Research In Motion (RIM), the company behind the Blackberry phenomenon and Playbook, has today reported its quarterly earnings of $329 million, compared with a year-ago at $797 million.

The shocking, but not unexpected, results are a clear indication in the shift of consumers to more vibrant smart phones.  RIM have struggled to keep up with the fast changing mobile market, and traditionally have relied heavily on the corporates for their loyalty.  However new devices are becoming far more corporate savvy by including the features required to centralise control of the devices in a large organisation.

RIM's operating systems went through a relatively recent update to version 6, with version 7 promised for sometime next year.  Notably they have not produced a new device in the past twelve months and their portfolio is looking stagnant.  Even the much hyped, and little liked, Playbook has failed miserably with RIM only shipping around 200,000 in the last quarter compared to market leaders Apple, who shipped almost 9 million.

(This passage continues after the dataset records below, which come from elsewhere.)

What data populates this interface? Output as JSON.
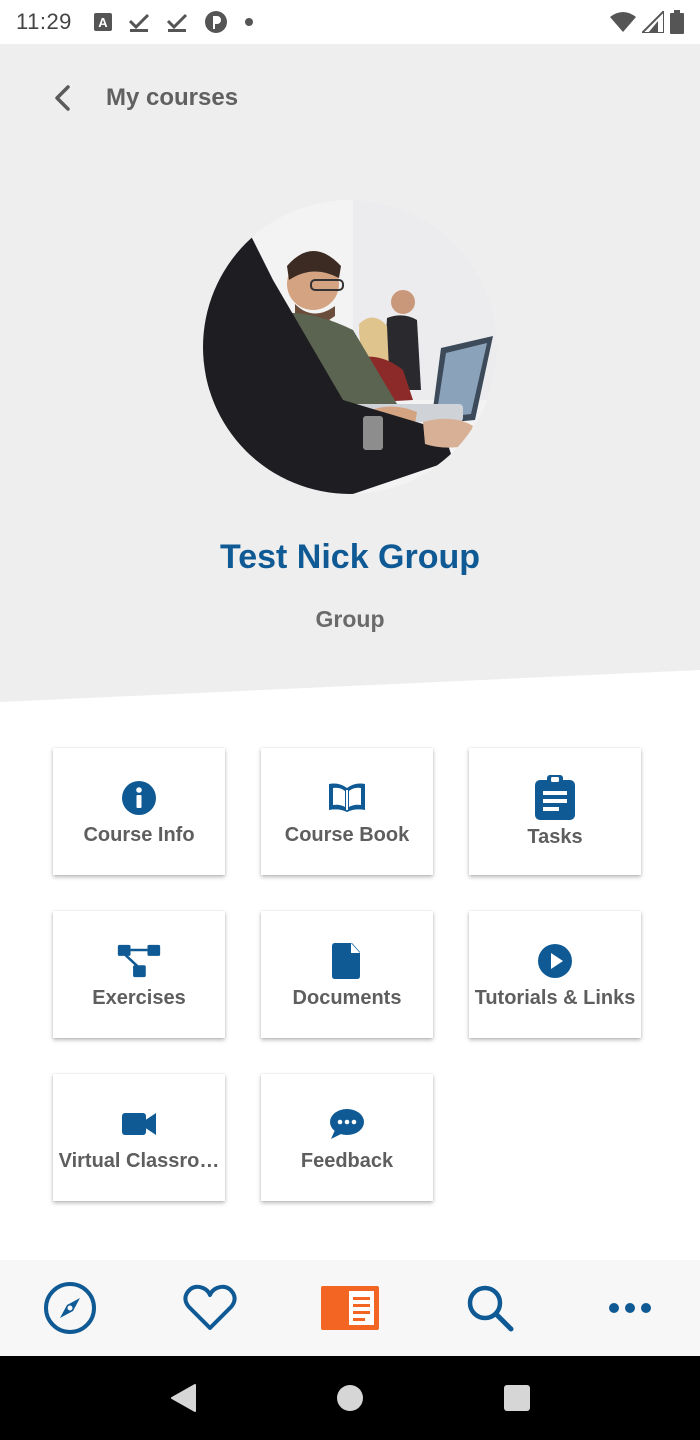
{
  "status_bar": {
    "time": "11:29",
    "icons_left": [
      "text-a-icon",
      "download-check-icon",
      "download-check-icon",
      "pocket-icon",
      "dot-icon"
    ],
    "icons_right": [
      "wifi-icon",
      "signal-icon",
      "battery-icon"
    ]
  },
  "header": {
    "back_label": "My courses"
  },
  "group": {
    "title": "Test Nick Group",
    "subtitle": "Group"
  },
  "tiles": [
    {
      "label": "Course Info",
      "icon": "info-icon"
    },
    {
      "label": "Course Book",
      "icon": "book-icon"
    },
    {
      "label": "Tasks",
      "icon": "clipboard-icon"
    },
    {
      "label": "Exercises",
      "icon": "hierarchy-icon"
    },
    {
      "label": "Documents",
      "icon": "document-icon"
    },
    {
      "label": "Tutorials & Links",
      "icon": "play-circle-icon"
    },
    {
      "label": "Virtual Classro…",
      "icon": "video-camera-icon"
    },
    {
      "label": "Feedback",
      "icon": "chat-bubble-icon"
    }
  ],
  "bottom_nav": [
    "compass-icon",
    "heart-icon",
    "courses-icon",
    "search-icon",
    "more-icon"
  ],
  "colors": {
    "primary": "#0f5a94",
    "accent": "#f26522",
    "header_bg": "#eeeeee",
    "label_gray": "#5e5e5e"
  }
}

RIM have lost their way in the mobile market -- they now produce several variations on a theme making it difficult for developers to code apps to suit all devices; they have had a stab at keyboard-less input with mixed results; their Playbook has completely missed the mark (even the name does not sit well); their operating system looks dated, and perhaps most significantly they have missed several delivery dates for new devices.

RIM had a brief spell of popularity with the fickle youth market as they embraced BB Messenger, replacing the humble text message with a more dynamic, and free, messaging service.  Facebook have just launched their own messenger service across an array of devices; Samsung are promising big things with ChatOn and Apple iOS & Google Android pushing too -- none of this bodes well for RIM

If I were a RIM investor I would be considering my options at this point.  Perhaps they have become too complacent in the market.